Models also know how to break complex problems into steps. Older models like GPT-3 rushed to generate responses. Newer models like GPT-o1 take their time crafting an approach before diving into the details.

What’s missing is a training process that rewards curiosity. AI training rewards responses that testers and users like. That objective function may produce questions on the margin but doesn’t instill curiosity.

One idea is to reward models for soliciting novel and relevant data during training. Provide a reward when humans prefer responses generated after the model asks questions. Don’t provide a reward when humans prefer responses generated before the questions.

Training AI Curiosity

Once models are in production, users could turn the “cost” of questions up and down like they can today for creativity (e.g., “temperature” setting on OpenAI models). I’d keep the curiosity dial turned down for simple or low-stakes queries to avoid excessive conversation. I’d crank it up for complex or high-stakes queries to prevent misunderstandings.

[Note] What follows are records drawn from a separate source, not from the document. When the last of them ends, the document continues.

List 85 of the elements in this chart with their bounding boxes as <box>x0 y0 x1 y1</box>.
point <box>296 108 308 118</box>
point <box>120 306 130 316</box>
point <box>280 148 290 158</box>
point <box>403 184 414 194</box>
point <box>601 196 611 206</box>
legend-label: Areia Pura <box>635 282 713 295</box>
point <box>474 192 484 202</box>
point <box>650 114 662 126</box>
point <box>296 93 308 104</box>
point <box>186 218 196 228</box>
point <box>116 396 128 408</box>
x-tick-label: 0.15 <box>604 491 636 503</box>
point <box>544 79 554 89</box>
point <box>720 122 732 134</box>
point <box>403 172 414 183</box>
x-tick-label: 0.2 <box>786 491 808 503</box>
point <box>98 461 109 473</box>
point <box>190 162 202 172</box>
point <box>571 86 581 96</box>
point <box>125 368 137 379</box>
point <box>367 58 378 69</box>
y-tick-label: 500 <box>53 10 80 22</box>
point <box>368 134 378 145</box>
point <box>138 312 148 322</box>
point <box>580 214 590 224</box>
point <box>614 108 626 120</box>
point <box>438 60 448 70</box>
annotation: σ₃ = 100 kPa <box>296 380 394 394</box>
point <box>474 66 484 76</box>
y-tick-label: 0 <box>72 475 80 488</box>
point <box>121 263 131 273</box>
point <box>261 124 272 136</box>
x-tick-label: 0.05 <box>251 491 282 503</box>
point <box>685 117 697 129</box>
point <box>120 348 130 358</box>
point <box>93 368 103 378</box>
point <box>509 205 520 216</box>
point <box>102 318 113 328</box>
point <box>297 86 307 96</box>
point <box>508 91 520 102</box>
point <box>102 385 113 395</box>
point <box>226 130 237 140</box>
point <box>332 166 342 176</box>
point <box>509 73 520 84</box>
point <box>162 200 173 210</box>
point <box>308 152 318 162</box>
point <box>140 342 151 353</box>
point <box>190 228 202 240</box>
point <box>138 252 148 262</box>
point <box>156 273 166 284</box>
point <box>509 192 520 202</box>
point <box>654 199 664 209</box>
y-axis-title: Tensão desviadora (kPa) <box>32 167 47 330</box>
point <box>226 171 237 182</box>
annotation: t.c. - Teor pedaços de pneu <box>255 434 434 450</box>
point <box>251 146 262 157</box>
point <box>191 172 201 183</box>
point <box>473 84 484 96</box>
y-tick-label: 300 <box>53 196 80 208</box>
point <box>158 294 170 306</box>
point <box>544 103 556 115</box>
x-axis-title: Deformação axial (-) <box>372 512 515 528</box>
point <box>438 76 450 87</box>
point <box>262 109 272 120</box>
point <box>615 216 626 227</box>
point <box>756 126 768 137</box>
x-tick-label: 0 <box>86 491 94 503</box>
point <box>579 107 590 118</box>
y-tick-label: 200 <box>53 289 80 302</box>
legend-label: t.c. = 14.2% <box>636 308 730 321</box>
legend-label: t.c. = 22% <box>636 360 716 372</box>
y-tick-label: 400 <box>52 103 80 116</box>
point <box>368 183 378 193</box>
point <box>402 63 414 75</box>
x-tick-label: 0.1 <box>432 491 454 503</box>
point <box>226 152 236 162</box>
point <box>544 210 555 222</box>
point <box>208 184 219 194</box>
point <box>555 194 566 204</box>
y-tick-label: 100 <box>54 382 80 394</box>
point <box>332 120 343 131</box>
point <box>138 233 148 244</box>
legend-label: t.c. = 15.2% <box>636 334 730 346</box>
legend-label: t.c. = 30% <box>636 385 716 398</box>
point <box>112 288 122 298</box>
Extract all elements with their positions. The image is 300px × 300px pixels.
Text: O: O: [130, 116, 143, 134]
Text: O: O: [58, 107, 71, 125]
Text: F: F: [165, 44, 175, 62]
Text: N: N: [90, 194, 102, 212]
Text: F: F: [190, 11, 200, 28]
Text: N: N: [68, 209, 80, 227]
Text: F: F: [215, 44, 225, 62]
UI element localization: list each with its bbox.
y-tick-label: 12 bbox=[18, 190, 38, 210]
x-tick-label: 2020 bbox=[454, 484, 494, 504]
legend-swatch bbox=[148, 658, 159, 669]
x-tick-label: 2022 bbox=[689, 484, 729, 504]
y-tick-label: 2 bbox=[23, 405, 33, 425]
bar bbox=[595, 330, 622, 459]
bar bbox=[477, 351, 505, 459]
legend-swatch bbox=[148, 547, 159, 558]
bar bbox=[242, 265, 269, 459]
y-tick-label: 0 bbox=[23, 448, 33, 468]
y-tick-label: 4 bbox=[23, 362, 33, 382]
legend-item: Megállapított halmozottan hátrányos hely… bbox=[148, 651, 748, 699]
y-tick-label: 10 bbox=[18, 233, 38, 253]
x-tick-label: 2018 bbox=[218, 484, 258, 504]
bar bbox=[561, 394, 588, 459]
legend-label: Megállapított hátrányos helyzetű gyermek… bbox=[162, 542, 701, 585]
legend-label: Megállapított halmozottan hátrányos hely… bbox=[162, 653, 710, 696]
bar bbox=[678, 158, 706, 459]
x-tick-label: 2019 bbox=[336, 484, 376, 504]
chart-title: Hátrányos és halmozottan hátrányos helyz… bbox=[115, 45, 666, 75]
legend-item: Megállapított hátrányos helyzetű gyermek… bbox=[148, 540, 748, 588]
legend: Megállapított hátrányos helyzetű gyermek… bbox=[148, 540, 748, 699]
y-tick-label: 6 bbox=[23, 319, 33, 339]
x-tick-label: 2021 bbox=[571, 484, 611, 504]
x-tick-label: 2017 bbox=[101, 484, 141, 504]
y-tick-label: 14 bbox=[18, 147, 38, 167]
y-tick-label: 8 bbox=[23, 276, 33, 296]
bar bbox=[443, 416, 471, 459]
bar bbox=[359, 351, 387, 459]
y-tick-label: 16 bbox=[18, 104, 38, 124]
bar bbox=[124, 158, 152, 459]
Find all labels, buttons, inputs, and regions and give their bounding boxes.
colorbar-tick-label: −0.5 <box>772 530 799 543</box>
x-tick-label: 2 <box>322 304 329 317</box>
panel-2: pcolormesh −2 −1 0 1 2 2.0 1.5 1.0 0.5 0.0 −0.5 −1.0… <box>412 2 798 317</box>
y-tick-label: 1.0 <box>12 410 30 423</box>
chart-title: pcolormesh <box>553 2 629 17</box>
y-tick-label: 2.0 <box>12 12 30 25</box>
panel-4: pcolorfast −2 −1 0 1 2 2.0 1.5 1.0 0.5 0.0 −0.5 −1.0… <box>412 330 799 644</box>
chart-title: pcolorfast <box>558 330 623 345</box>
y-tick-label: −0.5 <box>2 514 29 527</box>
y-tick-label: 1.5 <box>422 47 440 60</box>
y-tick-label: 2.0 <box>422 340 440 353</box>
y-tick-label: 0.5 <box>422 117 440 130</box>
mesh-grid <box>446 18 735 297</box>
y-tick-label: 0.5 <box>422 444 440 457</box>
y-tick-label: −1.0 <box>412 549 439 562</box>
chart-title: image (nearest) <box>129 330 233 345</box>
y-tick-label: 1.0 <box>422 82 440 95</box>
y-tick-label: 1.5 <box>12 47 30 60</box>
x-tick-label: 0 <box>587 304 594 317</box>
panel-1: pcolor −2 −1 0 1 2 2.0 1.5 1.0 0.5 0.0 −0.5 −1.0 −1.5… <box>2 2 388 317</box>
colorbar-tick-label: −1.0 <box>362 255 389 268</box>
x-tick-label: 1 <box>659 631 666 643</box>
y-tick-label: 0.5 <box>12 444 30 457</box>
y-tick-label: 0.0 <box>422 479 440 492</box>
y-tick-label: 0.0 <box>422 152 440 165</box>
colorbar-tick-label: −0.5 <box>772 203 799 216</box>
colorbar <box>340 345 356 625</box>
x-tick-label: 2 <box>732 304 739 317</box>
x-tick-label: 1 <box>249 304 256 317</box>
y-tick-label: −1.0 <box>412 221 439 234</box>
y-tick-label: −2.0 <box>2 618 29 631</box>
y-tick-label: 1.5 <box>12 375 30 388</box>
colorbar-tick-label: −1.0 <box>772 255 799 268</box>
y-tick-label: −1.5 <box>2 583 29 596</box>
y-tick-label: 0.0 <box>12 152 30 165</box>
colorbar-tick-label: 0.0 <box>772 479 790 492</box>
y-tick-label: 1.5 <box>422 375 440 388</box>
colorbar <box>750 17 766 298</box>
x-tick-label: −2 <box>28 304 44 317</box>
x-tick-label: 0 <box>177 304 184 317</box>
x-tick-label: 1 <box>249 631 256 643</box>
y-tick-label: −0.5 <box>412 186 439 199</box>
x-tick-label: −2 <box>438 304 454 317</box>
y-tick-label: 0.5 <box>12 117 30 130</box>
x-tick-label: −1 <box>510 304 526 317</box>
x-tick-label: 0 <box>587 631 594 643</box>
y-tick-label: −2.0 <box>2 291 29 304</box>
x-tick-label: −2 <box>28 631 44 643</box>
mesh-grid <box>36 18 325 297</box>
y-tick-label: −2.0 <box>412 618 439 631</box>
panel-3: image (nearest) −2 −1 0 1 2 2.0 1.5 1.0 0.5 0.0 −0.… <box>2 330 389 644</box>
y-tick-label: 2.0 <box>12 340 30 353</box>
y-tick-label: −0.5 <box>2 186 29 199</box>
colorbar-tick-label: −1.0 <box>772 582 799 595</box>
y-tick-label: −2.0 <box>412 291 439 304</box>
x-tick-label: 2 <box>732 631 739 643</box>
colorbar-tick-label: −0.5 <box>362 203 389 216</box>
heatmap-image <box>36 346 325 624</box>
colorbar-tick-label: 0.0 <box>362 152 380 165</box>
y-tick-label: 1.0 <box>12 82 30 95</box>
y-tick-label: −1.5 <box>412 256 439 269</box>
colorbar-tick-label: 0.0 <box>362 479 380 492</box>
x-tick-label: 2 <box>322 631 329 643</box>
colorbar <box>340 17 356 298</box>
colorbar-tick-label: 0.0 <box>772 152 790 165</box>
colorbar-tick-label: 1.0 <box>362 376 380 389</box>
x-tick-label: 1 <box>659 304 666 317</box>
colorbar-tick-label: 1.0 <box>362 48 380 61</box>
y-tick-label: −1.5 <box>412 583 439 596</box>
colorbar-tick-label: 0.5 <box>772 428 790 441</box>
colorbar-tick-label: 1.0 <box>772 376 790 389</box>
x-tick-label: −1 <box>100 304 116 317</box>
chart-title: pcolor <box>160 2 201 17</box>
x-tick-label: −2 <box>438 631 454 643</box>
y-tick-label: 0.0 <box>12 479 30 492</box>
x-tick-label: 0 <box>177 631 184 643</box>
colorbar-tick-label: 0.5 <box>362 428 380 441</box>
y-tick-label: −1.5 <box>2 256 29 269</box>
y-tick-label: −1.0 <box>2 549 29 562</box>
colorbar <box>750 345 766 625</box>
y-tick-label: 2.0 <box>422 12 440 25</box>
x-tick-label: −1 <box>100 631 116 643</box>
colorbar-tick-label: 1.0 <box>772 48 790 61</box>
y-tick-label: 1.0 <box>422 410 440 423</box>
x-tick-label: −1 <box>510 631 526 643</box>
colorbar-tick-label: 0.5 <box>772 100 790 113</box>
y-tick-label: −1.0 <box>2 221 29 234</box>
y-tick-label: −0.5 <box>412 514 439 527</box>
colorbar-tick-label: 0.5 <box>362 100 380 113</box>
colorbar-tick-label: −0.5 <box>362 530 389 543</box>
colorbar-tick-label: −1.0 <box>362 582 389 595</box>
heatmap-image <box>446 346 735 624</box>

I’m surprised AI companies aren’t making more progress on curiosity, but that could be an unintended consequence of scaling laws. AI companies seem convinced that larger models and more training data are the path to AGI. Maybe they’re right, but they’ll probably get there faster with a bit of curiosity.


One day, an AI company will declare that it’s achieved AGI. When that time comes, I’ll have a simple test. Can the model figure out how to get the most out of me, or is it up to me to figure out how to get the most out of the model? Intelligent models are tools. Curious models are partners. I’m waiting for the latter.